The encouragement to pray is just as strong for us as it was for the foreigner that Solomon describes: “…for men will hear of your great name and your mighty hand and your outstretched arm…” God’s great name–his reputation as the God who truly exists, and genuinely cares for his people, and actually gets involved in the nitty gritty of their lives–this is what made the foreigner willing to travel thousands of miles to seek him. This is what draws us close to him and opens our mouths to speak to him today.

This God has “mighty hands.” When I used to shake my grandfather’s hand, he had these huge, powerful hands so wide that the tips of my fingers could not reach across the full width of his palms, with fingers as big around as quarters. They were the hands of a man who had worked as a dairy farmer all his life, and to some degree the size and power of his hands were the result of being a good provider, and a hard worker, all his life.

Our God has mighty hands–huge and powerful hands that can easily provide everything we need. These are hands that hold up the entire universe, but also work just for me. These are hands that have built and destroyed entire empires, but hands which give me all my daily needs, and hands which fight for my protection, and lift me out of every trouble.

Our God has “outstretched arms.” When a person intends to do nothing, he often folds his arms, especially if he wants to communicate his unwillingness to act to others. Our God’s arms are never folded. They are outstretched. He is always at work for us. If there is nothing else we learn from Bible history, this much should be obvious to us. This makes him absolutely unique among all the other so-called god’s of the world, because he is the only one who ever actually does anything to help his people.

Though it was too early for Solomon to be thinking of this picture, when we hear of outstretched arms, can we help but think of the arms of our Savior, stretched out on the cross, when the mighty hands which once created the universe were pierced with nails and held in place on that cross?
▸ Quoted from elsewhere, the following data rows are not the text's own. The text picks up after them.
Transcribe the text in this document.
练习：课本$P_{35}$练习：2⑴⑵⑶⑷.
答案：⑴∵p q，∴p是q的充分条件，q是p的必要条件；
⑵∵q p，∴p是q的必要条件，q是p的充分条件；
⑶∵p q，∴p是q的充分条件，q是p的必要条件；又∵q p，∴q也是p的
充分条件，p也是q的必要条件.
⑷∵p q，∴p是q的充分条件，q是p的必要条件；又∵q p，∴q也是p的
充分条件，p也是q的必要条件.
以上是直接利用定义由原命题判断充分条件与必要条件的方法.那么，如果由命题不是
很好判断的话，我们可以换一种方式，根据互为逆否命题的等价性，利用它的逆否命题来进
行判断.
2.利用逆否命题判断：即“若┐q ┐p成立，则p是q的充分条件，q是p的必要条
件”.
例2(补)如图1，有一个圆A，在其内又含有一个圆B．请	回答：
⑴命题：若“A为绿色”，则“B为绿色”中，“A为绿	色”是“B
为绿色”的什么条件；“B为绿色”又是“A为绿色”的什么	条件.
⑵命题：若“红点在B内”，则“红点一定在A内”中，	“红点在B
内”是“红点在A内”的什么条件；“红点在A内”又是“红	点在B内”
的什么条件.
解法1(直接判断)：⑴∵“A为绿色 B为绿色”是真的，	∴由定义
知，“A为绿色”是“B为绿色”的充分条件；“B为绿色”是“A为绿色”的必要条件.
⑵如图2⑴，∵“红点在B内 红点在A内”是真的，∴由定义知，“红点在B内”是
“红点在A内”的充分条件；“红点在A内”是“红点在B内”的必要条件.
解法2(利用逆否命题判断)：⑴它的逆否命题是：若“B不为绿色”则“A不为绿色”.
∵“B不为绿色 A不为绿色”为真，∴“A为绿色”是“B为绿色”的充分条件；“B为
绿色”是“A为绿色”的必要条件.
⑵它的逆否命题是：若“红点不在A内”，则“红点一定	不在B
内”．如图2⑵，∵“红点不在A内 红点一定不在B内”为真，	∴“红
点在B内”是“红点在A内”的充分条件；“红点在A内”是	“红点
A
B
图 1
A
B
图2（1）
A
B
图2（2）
Or can we help but think of the arms of our heavenly Father stretched out to us in welcome and love because Jesus’ outstretched arms, secured full forgiveness for us on the cross?

Far more than that foreigner, far more than Solomon himself, we know the full story behind God’s great name, his mighty hands, and his outstretched arms. When we enter God’s house, this is the saving work of God that we hear. And when God’s great name, his saving reputation, is preached to us, doesn’t that encourage our prayers?